# CLAUDE.md

This file provides guidance to Claude Code (claude.ai/code) when working with code in this repository.

## Repository Purpose

This is the **CartSnitch org-level governance repository** — it contains operational policies and skill definitions for AI agents that develop and maintain the CartSnitch e-commerce platform. It is **not an application codebase**; there is nothing to build or test here. All policy lives in `skills/`:
- `skills/sdlc/` — Software development lifecycle, branch strategy, deployment via Flux GitOps, infrastructure layout
- `skills/safety/` — Non-negotiable rules: secret handling, SealedSecrets workflow, kubectl scope limits, destructive-action gating
- `skills/coding-standards/` — Engineering quality bar, priority ordering, test requirements, task decomposition template

## Key Operational Procedures

### Gitea authentication
Use the `GITEA_TOKEN` environment variable (already set in the agent environment). Use the **`tea`** CLI for all Gitea/Git operations (e.g., `tea issue list`, `tea pr create`). Re-invoke on 401.

### Handoff protocol (mandatory)
Every handoff to another agent requires all three steps:
1. `PATCH /api/issues/{id}` with `assigneeAgentId: "<target-agent-uuid>"` (mentioning is NOT a handoff)
2. Set `status: "todo"` — never `in_review` or `backlog`
3. Call `POST /api/issues/{issueId}/release` with proper headers

### Gitea-origin issue policy
If a task has `originKind: "gitea"`, do not begin work — create a board approval first via `POST /api/companies/{companyId}/approvals`. Set issue to `blocked` until approved.

## Infrastructure Overview

| Environment | Namespace | FQDN | kubectl access |
|-------------|-----------|------|----------------|
| Dev | `cartsnitch-dev` | `cartsnitch.dev.farh.net` | Full read/write |
| UAT | `cartsnitch-uat` | `cartsnitch.uat.farh.net` | Full read/write |
| Production | `cartsnitch` | `cartsnitch.farh.net` | Read-only |

**Production is Flux-managed.** Never `kubectl apply` or `kubectl create secret` against `cartsnitch`. All changes go through `cartsnitch/infra` via PR.

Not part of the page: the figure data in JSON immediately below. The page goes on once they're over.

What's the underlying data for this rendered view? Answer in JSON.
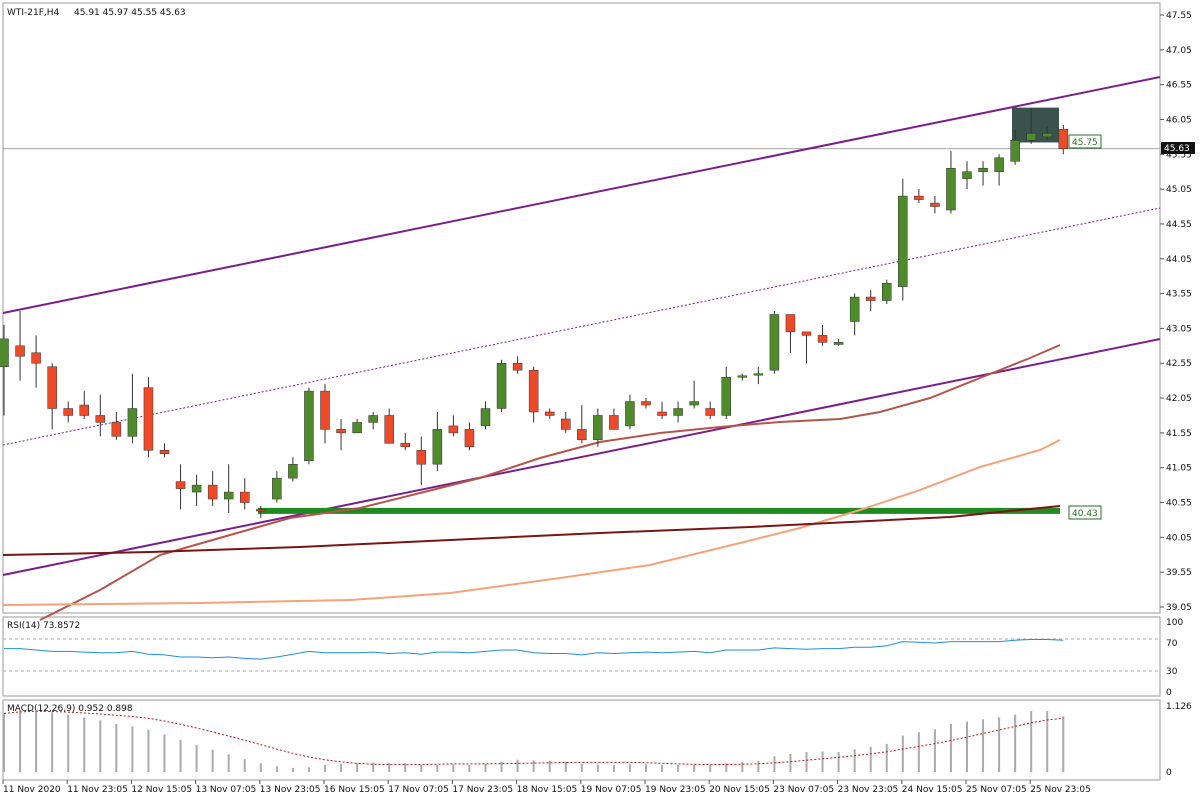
{
  "header": {
    "symbol": "WTI-21F,H4",
    "ohlc": "45.91 45.97 45.55 45.63"
  },
  "price_axis": {
    "ticks": [
      "47.55",
      "47.05",
      "46.55",
      "46.05",
      "45.55",
      "45.05",
      "44.55",
      "44.05",
      "43.55",
      "43.05",
      "42.55",
      "42.05",
      "41.55",
      "41.05",
      "40.55",
      "40.05",
      "39.55",
      "39.05"
    ],
    "current_price": "45.63",
    "level_high": "45.75",
    "level_low": "40.43"
  },
  "time_axis": {
    "labels": [
      "11 Nov 2020",
      "11 Nov 23:05",
      "12 Nov 15:05",
      "13 Nov 07:05",
      "13 Nov 23:05",
      "16 Nov 15:05",
      "17 Nov 07:05",
      "17 Nov 23:05",
      "18 Nov 15:05",
      "19 Nov 07:05",
      "19 Nov 23:05",
      "20 Nov 15:05",
      "23 Nov 07:05",
      "23 Nov 23:05",
      "24 Nov 15:05",
      "25 Nov 07:05",
      "25 Nov 23:05"
    ]
  },
  "rsi": {
    "label": "RSI(14) 73.8572",
    "ticks": [
      "100",
      "70",
      "30",
      "0"
    ]
  },
  "macd": {
    "label": "MACD(12,26,9) 0.952 0.898",
    "ticks": [
      "1.126",
      "0"
    ]
  },
  "colors": {
    "bull": "#4f8a2b",
    "bear": "#ee4a2a",
    "channel": "#7a1f8a",
    "ma_fast": "#b5544b",
    "ma_slow": "#f5a27a",
    "ma_long": "#7b1414",
    "support": "#1f8a1f",
    "rsi_line": "#1e90d8",
    "macd_signal": "#c0161a"
  },
  "chart_data": {
    "type": "candlestick",
    "title": "",
    "ylim": [
      38.95,
      47.65
    ],
    "candles": [
      {
        "o": 42.5,
        "h": 43.1,
        "l": 41.8,
        "c": 42.9
      },
      {
        "o": 42.8,
        "h": 43.3,
        "l": 42.3,
        "c": 42.65
      },
      {
        "o": 42.7,
        "h": 42.95,
        "l": 42.2,
        "c": 42.55
      },
      {
        "o": 42.5,
        "h": 42.55,
        "l": 41.6,
        "c": 41.9
      },
      {
        "o": 41.9,
        "h": 42.0,
        "l": 41.7,
        "c": 41.8
      },
      {
        "o": 41.95,
        "h": 42.15,
        "l": 41.75,
        "c": 41.8
      },
      {
        "o": 41.8,
        "h": 42.1,
        "l": 41.5,
        "c": 41.7
      },
      {
        "o": 41.7,
        "h": 41.85,
        "l": 41.45,
        "c": 41.5
      },
      {
        "o": 41.5,
        "h": 42.4,
        "l": 41.4,
        "c": 41.9
      },
      {
        "o": 42.2,
        "h": 42.35,
        "l": 41.2,
        "c": 41.3
      },
      {
        "o": 41.3,
        "h": 41.4,
        "l": 41.2,
        "c": 41.25
      },
      {
        "o": 40.85,
        "h": 41.1,
        "l": 40.45,
        "c": 40.75
      },
      {
        "o": 40.7,
        "h": 40.95,
        "l": 40.5,
        "c": 40.8
      },
      {
        "o": 40.8,
        "h": 41.0,
        "l": 40.5,
        "c": 40.6
      },
      {
        "o": 40.6,
        "h": 41.1,
        "l": 40.4,
        "c": 40.7
      },
      {
        "o": 40.7,
        "h": 40.9,
        "l": 40.45,
        "c": 40.55
      },
      {
        "o": 40.45,
        "h": 40.5,
        "l": 40.33,
        "c": 40.43
      },
      {
        "o": 40.6,
        "h": 41.0,
        "l": 40.55,
        "c": 40.9
      },
      {
        "o": 40.9,
        "h": 41.2,
        "l": 40.85,
        "c": 41.1
      },
      {
        "o": 41.15,
        "h": 42.2,
        "l": 41.1,
        "c": 42.15
      },
      {
        "o": 42.15,
        "h": 42.25,
        "l": 41.4,
        "c": 41.6
      },
      {
        "o": 41.6,
        "h": 41.75,
        "l": 41.3,
        "c": 41.55
      },
      {
        "o": 41.55,
        "h": 41.75,
        "l": 41.55,
        "c": 41.7
      },
      {
        "o": 41.7,
        "h": 41.85,
        "l": 41.6,
        "c": 41.8
      },
      {
        "o": 41.8,
        "h": 41.9,
        "l": 41.4,
        "c": 41.4
      },
      {
        "o": 41.4,
        "h": 41.55,
        "l": 41.3,
        "c": 41.35
      },
      {
        "o": 41.3,
        "h": 41.5,
        "l": 40.8,
        "c": 41.1
      },
      {
        "o": 41.1,
        "h": 41.85,
        "l": 41.0,
        "c": 41.6
      },
      {
        "o": 41.65,
        "h": 41.8,
        "l": 41.5,
        "c": 41.55
      },
      {
        "o": 41.6,
        "h": 41.7,
        "l": 41.3,
        "c": 41.35
      },
      {
        "o": 41.65,
        "h": 42.0,
        "l": 41.6,
        "c": 41.9
      },
      {
        "o": 41.9,
        "h": 42.6,
        "l": 41.85,
        "c": 42.55
      },
      {
        "o": 42.55,
        "h": 42.65,
        "l": 42.4,
        "c": 42.45
      },
      {
        "o": 42.45,
        "h": 42.5,
        "l": 41.7,
        "c": 41.85
      },
      {
        "o": 41.85,
        "h": 41.9,
        "l": 41.75,
        "c": 41.8
      },
      {
        "o": 41.75,
        "h": 41.85,
        "l": 41.55,
        "c": 41.6
      },
      {
        "o": 41.6,
        "h": 41.95,
        "l": 41.4,
        "c": 41.45
      },
      {
        "o": 41.45,
        "h": 41.9,
        "l": 41.35,
        "c": 41.8
      },
      {
        "o": 41.8,
        "h": 41.9,
        "l": 41.6,
        "c": 41.6
      },
      {
        "o": 41.65,
        "h": 42.1,
        "l": 41.6,
        "c": 42.0
      },
      {
        "o": 42.0,
        "h": 42.05,
        "l": 41.9,
        "c": 41.95
      },
      {
        "o": 41.85,
        "h": 42.0,
        "l": 41.75,
        "c": 41.8
      },
      {
        "o": 41.8,
        "h": 42.0,
        "l": 41.7,
        "c": 41.9
      },
      {
        "o": 41.95,
        "h": 42.3,
        "l": 41.9,
        "c": 42.0
      },
      {
        "o": 41.9,
        "h": 42.0,
        "l": 41.75,
        "c": 41.8
      },
      {
        "o": 41.8,
        "h": 42.5,
        "l": 41.75,
        "c": 42.35
      },
      {
        "o": 42.35,
        "h": 42.4,
        "l": 42.3,
        "c": 42.37
      },
      {
        "o": 42.38,
        "h": 42.5,
        "l": 42.25,
        "c": 42.4
      },
      {
        "o": 42.45,
        "h": 43.3,
        "l": 42.4,
        "c": 43.25
      },
      {
        "o": 43.25,
        "h": 43.25,
        "l": 42.7,
        "c": 43.0
      },
      {
        "o": 43.0,
        "h": 43.0,
        "l": 42.55,
        "c": 42.95
      },
      {
        "o": 42.95,
        "h": 43.1,
        "l": 42.8,
        "c": 42.85
      },
      {
        "o": 42.82,
        "h": 42.9,
        "l": 42.8,
        "c": 42.85
      },
      {
        "o": 43.15,
        "h": 43.55,
        "l": 42.95,
        "c": 43.5
      },
      {
        "o": 43.5,
        "h": 43.6,
        "l": 43.3,
        "c": 43.45
      },
      {
        "o": 43.45,
        "h": 43.75,
        "l": 43.4,
        "c": 43.7
      },
      {
        "o": 43.65,
        "h": 45.2,
        "l": 43.45,
        "c": 44.95
      },
      {
        "o": 44.95,
        "h": 45.05,
        "l": 44.85,
        "c": 44.9
      },
      {
        "o": 44.85,
        "h": 44.95,
        "l": 44.7,
        "c": 44.8
      },
      {
        "o": 44.75,
        "h": 45.6,
        "l": 44.7,
        "c": 45.35
      },
      {
        "o": 45.2,
        "h": 45.45,
        "l": 45.05,
        "c": 45.3
      },
      {
        "o": 45.3,
        "h": 45.45,
        "l": 45.1,
        "c": 45.35
      },
      {
        "o": 45.3,
        "h": 45.55,
        "l": 45.1,
        "c": 45.5
      },
      {
        "o": 45.45,
        "h": 45.9,
        "l": 45.4,
        "c": 45.75
      },
      {
        "o": 45.75,
        "h": 46.2,
        "l": 45.7,
        "c": 45.85
      },
      {
        "o": 45.8,
        "h": 45.95,
        "l": 45.75,
        "c": 45.85
      },
      {
        "o": 45.91,
        "h": 45.97,
        "l": 45.55,
        "c": 45.63
      }
    ]
  }
}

## Canonical Toolchain (policy-mandated, no alternatives)

- **Secret management:** Bitnami Sealed Secrets (`kubeseal`) — no plain Kubernetes secrets
- **Database:** CloudNativePG Operator (Postgres)
- **Cache/pub-sub:** DragonflyDB Operator
- **Authentication:** Better-Auth + Google + Apple + Authentik OIDC — never build custom auth
- **Dependency updates:** Mend Renovate — **Dependabot is not used**
- **Browser automation:** Playwright MCP server (`http://playwright:8931/mcp`) — target dev only, never production

## Branch & Merge Policy

- Engineers target `dev` only — never `uat` or `main` directly
- No self-merge: CTO merges `dev` and `uat` PRs; CEO merges `main` PR
- All PRs include `cc @cpfarhood` at the bottom (visibility, not review)
- Flux Image Tag Automation is **denied** — image updates must be intentional PRs to `cartsnitch/infra`

## Delegation Model

Set `modelProfile: "cheap"` only for mechanical refactors, information lookups, and well-specified bounded updates. Leave unset for anything requiring judgment. When in doubt, leave it unset.

## SDLC Phase Summary

1. **Dev** — Engineer → PR → QA (Checkout Charlie) → CTO (Savannah Savings) → CTO merges
2. **UAT** — CTO opens `dev→uat` PR → deploys → Deal Dottie regression → Stockboy Steve security review
3. **Production** — CEO (Coupon Carl) reviews and merges `uat→main` → auto-deploy via Flux

If any phase fails, work returns to the engineer (CTO cascades).